If you have high blood pressure, an irregular heart rhythm, or heart disease, let your doctor know before you use a decongestant. Antihistamines can also help clear up a stuffy nose, but older ones such as diphenhydramine (Benadryl) can make you sleepy.
Your sneezing, sniffling nose and watery eyes might not be contagious at all. If they happen at certain times of the year (like spring) and they stick around for a few weeks or months, you could have allergies. Allergies can be triggered by these irritants in your environment:
- pet dander
- dust mites
One way to tell the difference between allergies and a contagious infection is that allergies typically don’t cause symptoms such as fever and body aches.
Avoiding your triggers is the best way to ward off allergy symptoms.

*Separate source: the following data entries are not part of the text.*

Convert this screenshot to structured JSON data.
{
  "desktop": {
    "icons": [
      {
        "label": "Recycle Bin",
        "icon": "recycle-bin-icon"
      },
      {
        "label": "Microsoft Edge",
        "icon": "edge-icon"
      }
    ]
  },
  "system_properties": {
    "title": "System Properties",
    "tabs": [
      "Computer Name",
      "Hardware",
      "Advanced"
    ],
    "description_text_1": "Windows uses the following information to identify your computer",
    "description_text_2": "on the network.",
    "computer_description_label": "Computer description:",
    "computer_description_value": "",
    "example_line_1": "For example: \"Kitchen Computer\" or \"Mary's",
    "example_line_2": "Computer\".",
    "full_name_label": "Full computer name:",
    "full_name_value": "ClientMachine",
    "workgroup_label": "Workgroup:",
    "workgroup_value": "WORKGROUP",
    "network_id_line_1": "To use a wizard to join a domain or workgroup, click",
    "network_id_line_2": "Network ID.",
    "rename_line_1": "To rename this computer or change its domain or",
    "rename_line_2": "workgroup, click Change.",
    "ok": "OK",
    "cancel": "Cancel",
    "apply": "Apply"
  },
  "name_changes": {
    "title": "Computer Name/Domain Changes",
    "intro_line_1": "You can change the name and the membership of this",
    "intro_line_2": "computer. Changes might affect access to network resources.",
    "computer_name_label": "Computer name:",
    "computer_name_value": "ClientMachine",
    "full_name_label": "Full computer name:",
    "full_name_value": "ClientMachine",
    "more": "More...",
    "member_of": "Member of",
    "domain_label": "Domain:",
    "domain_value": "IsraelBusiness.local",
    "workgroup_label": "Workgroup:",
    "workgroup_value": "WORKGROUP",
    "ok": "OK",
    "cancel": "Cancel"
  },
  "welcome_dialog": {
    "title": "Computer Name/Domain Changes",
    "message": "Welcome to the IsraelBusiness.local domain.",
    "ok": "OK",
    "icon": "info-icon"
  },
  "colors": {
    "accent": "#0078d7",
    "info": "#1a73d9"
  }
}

To relieve allergy symptoms when they happen, try taking one or more of these medications:
- Antihistamines, which block the effects of histamine. Your immune system releases this chemical when you have an allergic reaction. Some antihistamines can make you tired. They can also cause other side effects such as constipation and dry mouth.
- Decongestants, which narrow blood vessels in your nose to bring down swelling and reduce running. These drugs can make you jittery, keep you awake at night, and increase your blood pressure or heart rate.
- Nasal steroids, which control inflammation and related swelling in your nose. Some steroid solutions can dry out your nose or cause nosebleeds.
Most respiratory infections clear up within a few days. Stay home until you feel better, so you don’t allow the infection to worsen — or get anyone else sick. Also hold off on returning to work if your treatments are causing side effects such as excessive drowsiness. If your symptoms don’t improve or they start to get worse, let your doctor know. You might have a bacterial infection that needs treatment with an antibiotic.